Everything stopped. A project my publisher had been about to go to print was halted when the facility ceased operations. Shops locked their doors one by one. One night, when the blasts were too imminent, my family and I hurried down the stairs toward the shelter. I couldn’t stop thinking about the bookshelves in my apartment, holding lexicons, rare books I had spent years gathering and every book I had ever translated. That library was my life's work, and I didn’t know if I, or it, would survive the night.

Dispersal and Devastation

My partner left with her parents for what they thought would be less dangerous locations – places that, days later, were also targeted. My daughter travelled to stay in another city. As her train was departing, she sent me a photo: in the distance, a plant was burning, dark smoke curling into the sky. People dearest to me were suddenly somewhere else, and peril seemed to pursue them.

During those days, moods moved through the city like weather: instant terror, unease, moral outrage at the wrong, then apathy. Beyond the psychological cost, the shelling destroyed my ability to work. Without electricity and the internet, I had no access to the immediate searches and sources that translation demands.
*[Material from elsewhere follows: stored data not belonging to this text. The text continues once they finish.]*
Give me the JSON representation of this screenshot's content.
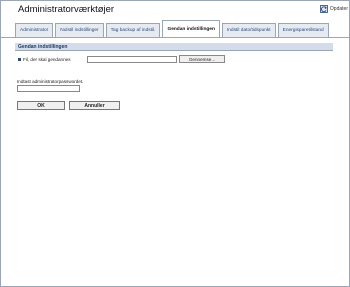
{
  "window": {
    "title": "Administratorværktøjer",
    "update_label": "Opdater"
  },
  "tabs": [
    {
      "label": "Administrator"
    },
    {
      "label": "Nulstil indstillinger"
    },
    {
      "label": "Tag backup af indstil."
    },
    {
      "label": "Gendan indstillingen"
    },
    {
      "label": "Indstil dato/tidspunkt"
    },
    {
      "label": "Energisparetilstand"
    }
  ],
  "active_tab": "Gendan indstillingen",
  "section": {
    "heading": "Gendan indstillingen",
    "file_label": "Fil, der skal gendannes",
    "file_value": "",
    "browse_label": "Gennemse..."
  },
  "password": {
    "label": "Indtast administratorpasswordet.",
    "value": ""
  },
  "buttons": {
    "ok": "OK",
    "cancel": "Annuller"
  },
  "colors": {
    "accent": "#2c4a78",
    "section_bg": "#d4dcea",
    "tab_bg": "#e6ebf2"
  }
}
Outside, shockwaves ripped windows from their casings; at a family member's house, every window was broken, the belongings lay broken, objects scattered throughout the rooms. When I visited, a woman sat before the destruction, working at an stand, choosing not to let silence and dirt have the last word.

Translating Grief

A image was shared on social media of a young poet who was killed when missiles struck a building. Her writing went spread rapidly with her image. On a street where I once bought reference materials, I saw an older woman hurrying between alleys, yelling a name. Locals said she had mourned a son in a war over 30 years ago, and now, the bombs had awakened some repressed recollection. She was seeking a child who would never come home.
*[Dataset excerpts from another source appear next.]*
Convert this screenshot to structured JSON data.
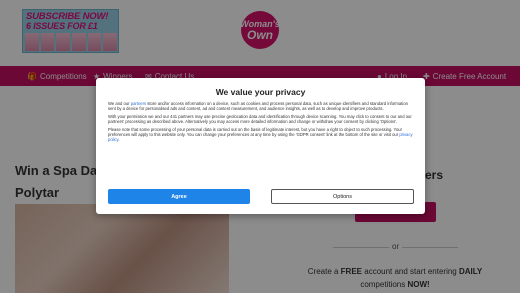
{
  "header": {
    "promo": {
      "line1": "SUBSCRIBE NOW!",
      "line2": "6 ISSUES FOR £1"
    },
    "logo": {
      "line1": "Woman's",
      "line2": "Own"
    }
  },
  "nav": {
    "items": [
      {
        "label": "Competitions",
        "icon": "gift-icon"
      },
      {
        "label": "Winners",
        "icon": "trophy-icon"
      },
      {
        "label": "Contact Us",
        "icon": "mail-icon"
      },
      {
        "label": "Log In",
        "icon": "user-icon"
      },
      {
        "label": "Create Free Account",
        "icon": "user-plus-icon"
      }
    ]
  },
  "article": {
    "title": "Win a Spa Day with Polytar"
  },
  "sidebar": {
    "title": "...ers",
    "or_text": "or",
    "create_prefix": "Create a ",
    "create_free": "FREE",
    "create_middle": " account and start entering ",
    "create_daily": "DAILY",
    "create_suffix": " competitions ",
    "create_now": "NOW!"
  },
  "consent": {
    "title": "We value your privacy",
    "p1_a": "We and our ",
    "p1_link": "partners",
    "p1_b": " store and/or access information on a device, such as cookies and process personal data, such as unique identifiers and standard information sent by a device for personalised ads and content, ad and content measurement, and audience insights, as well as to develop and improve products.",
    "p2": "With your permission we and our 441 partners may use precise geolocation data and identification through device scanning. You may click to consent to our and our partners' processing as described above. Alternatively you may access more detailed information and change or withdraw your consent by clicking 'Options'.",
    "p3_a": "Please note that some processing of your personal data is carried out on the basis of legitimate interest, but you have a right to object to such processing. Your preferences will apply to this website only. You can change your preferences at any time by using the 'GDPR consent' link at the bottom of the site or visit our ",
    "p3_link": "privacy policy",
    "p3_b": ".",
    "agree_label": "Agree",
    "options_label": "Options"
  }
}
We were all translating, in our own way: transforming ruin into image, death into lines, mourning into longing.

Translation as Resistance

A week after the attacks began, still amidst ruin, I found myself working on a children’s tale about a king whose daughter will recover only if she can hold the moon. Though written for children, it carried profound meaning for me then. The author, who experienced the loss of his sight yet persisted creating until the end of his life, understood something about reaching for the unattainable. I wondered if the moon was the calm we all desired – seemingly impossible, yet still worth pursuing.

During those nights, I understood translation as something greater than an art form: it was an act of resistance, of staying put, of holding on.
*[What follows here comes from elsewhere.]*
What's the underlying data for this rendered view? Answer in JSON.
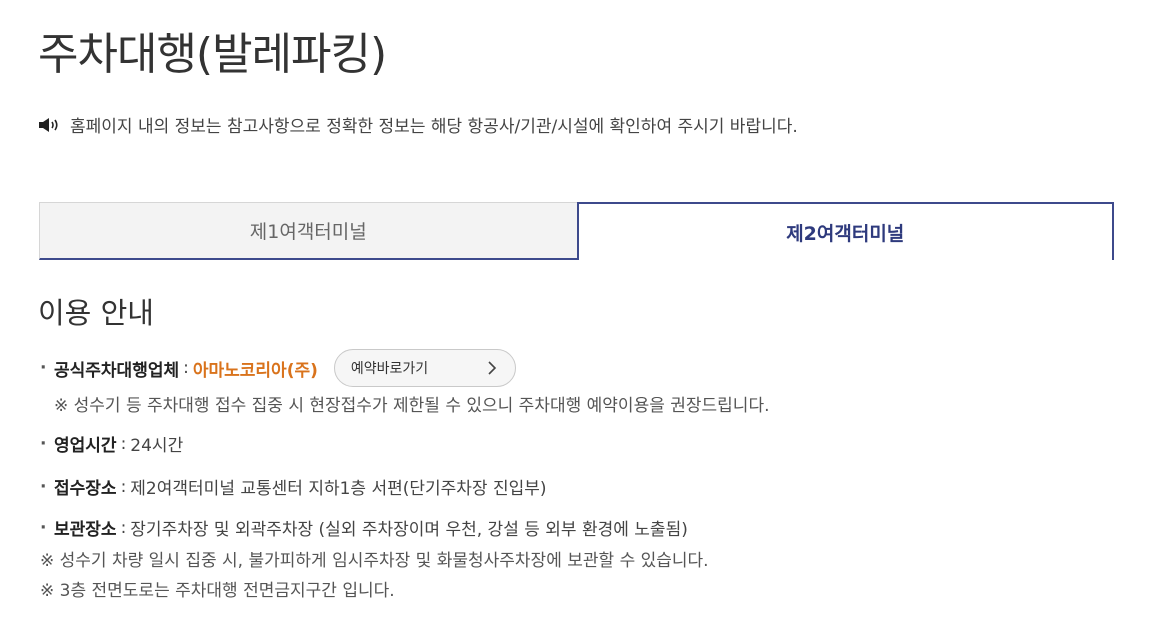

One day, in bright sunlight, blasts hit a prison; in those same hours, I was translating passages about a political thinker in his confinement, asking for more books, insisting that translation become his “predominant activity”. For him, translation was – as the author puts it – “a truth, hope, rigor, support, and analogy” all at once.

A Scarred Voice

And then came the picture. I spotted it on a website and saw that, among the ruins of another apartment block, lay one of my old translations, scarred but surviving, my name displayed on the cover. The image was in color, but it might as well have been monochrome, stripped of life among the rubble and debris. For most of my career, I had been invisible, as all translators are. But here was my work made apparent – scarred, but enduring.

I looked at the image for a long time. The author writes that “all translation is a political act”, but I had never felt the true gravity of this until then. To translate, even under bombardment, was to say: “this voice had significance”. It will not be forgotten. To translate is not just to carry stories across languages, but to help them remain when everything else crumbles. It is a subtle, determined rejection to be silenced.

Mary Hernandez
Mary Hernandez

Maya is a tech enthusiast and gaming journalist with a passion for exploring emerging digital trends and innovations.